- Leader: Amadou Koufa
- Dates active: January 2015 – March 2017; November 2018 – present
- Active regions: Mali
- Ideology: • Sunni Islamism • Jihadism
- Size: 3,000
- Part of: Ansar Dine
- Wars: Islamist insurgency in the Sahel JNIM-ISGS war;

= Katiba Macina =

Militant group in Mali

The Katiba Macina, also known as the Macina Liberation Movement or Macina Liberation Front (MLF, Force de libération du Macina), is a militant Islamist group that operates in Mali. It is an affiliate of Ansar Dine.

==Origins and membership==

In March 2012, the President of Mali Amadou Toumani Touré was ousted in a coup d'état over his handling of an insurgency in Northern Mali. As a consequence of the instability that followed, Mali's three largest northern cities—Kidal, Gao and Timbuktu—were overrun by a mixture of Islamists and Tuareg Nationalists. By July, the Tuareg were pushed out by their former allies, and the area became dominated by Jihadist groups: Al-Qaeda in the Islamic Maghreb (AQIM), Ansar Dine, and the Movement for Oneness and Jihad in West Africa (MUJAO).

In January 2013, the Islamists captured the town of Konna in Central Mali, after fierce fighting with Malian forces. They were driven out by French forces days later, the start of a French-led military intervention known as Operation Serval. However, some fighters were able to retreat to hideouts in the mountains or deserts and regroup. Ethnic Fulani veterans of the conflict make up the core of the group. The Fulani are around 9 percent of Mali's population, but are locally dominant in the Mopti Region, which was the center of the 19th Century Fulani-led Islamic state of Macina.

==History==
Katiba Macina first came to prominence in January 2015, when it claimed responsibility for attacks in central and southern Mali. The group's leader is Amadou Kouffa, a marabout who had acted as commander for the Islamist militants in the 2013 Battle of Konna.

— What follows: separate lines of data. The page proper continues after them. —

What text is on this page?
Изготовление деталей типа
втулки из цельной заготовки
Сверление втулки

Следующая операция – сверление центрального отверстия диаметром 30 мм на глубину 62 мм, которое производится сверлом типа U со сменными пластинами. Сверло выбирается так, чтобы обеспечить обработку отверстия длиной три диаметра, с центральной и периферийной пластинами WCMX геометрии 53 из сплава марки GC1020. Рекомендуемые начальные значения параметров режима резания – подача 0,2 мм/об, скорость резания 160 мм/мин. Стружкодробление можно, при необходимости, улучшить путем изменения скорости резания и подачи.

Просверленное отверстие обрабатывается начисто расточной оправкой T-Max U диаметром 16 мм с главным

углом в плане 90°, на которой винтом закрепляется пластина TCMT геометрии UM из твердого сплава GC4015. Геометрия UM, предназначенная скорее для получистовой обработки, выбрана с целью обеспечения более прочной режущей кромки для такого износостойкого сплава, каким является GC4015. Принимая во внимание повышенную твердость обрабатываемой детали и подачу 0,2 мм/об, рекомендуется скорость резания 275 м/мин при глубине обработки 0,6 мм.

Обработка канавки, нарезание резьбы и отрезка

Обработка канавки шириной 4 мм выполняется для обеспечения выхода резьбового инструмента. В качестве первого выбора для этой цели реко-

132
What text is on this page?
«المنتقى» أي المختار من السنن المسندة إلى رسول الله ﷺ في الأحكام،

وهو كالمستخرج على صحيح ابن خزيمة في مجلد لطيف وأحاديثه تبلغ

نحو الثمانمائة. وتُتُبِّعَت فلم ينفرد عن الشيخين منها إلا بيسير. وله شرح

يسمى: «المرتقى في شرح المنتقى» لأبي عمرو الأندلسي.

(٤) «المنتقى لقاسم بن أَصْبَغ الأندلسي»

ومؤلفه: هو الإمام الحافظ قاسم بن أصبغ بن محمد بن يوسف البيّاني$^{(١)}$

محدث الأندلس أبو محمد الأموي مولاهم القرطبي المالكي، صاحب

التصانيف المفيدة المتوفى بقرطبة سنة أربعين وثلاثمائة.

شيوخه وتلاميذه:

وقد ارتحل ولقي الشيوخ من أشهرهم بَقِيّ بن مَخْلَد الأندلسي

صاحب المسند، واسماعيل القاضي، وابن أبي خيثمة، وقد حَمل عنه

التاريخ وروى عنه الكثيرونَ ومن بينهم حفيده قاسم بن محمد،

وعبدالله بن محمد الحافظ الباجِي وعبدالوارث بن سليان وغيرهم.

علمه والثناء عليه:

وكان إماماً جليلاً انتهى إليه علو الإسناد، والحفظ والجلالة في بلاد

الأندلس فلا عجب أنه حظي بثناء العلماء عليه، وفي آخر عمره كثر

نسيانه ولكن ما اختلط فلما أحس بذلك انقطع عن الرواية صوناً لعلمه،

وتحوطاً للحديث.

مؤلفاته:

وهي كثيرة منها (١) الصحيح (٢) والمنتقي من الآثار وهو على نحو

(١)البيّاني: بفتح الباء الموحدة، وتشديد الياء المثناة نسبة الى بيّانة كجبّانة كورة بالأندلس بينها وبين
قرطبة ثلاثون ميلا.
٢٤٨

The group has been responsible for attacks targeting United Nations peacekeepers, French troops and Malian government forces, as well as civilians.

In March 2017, Amadou Kouffa appeared in a video, alongside leaders from the Saharan branch of AQIM, Al-Mourabitoun and Ansar Dine, in which it was announced that they were merging their organisations into a group called Jama'at Nasr al-Islam wal Muslimin.

Kouffa was reportedly killed by the French Army in November 2018. In February 2019, however, France 24 reported it had obtained a 19-minute long video that appeared to show him alive.

== Links with other groups ==
On 10 January 2020, armed clashes took place between loyal members of Amadou Koufa and some dissidents near the commune of Dogo within Katiba Macina. Several points of disagreement have led a faction of dissidents affiliated with Mamadou Mobbo to criticize Amadou Kouffa for the mismanagement of natural resources. Two combatants of Katiba Macina were killed as a result of these confrontations.

Mamadou Mobbo is one of those who helped Amadou Koufa to legitimize his fight in Macina, a region where Koufa is not originally from.

In a video published at the end of January, the group of combatants led by Mamadou Mobbo defected by pledging allegiance to the Islamic State and its Caliphate Abu Ibrahim al-Hachimi al-Qourachi, thereby seeking recognition for the Islamic State.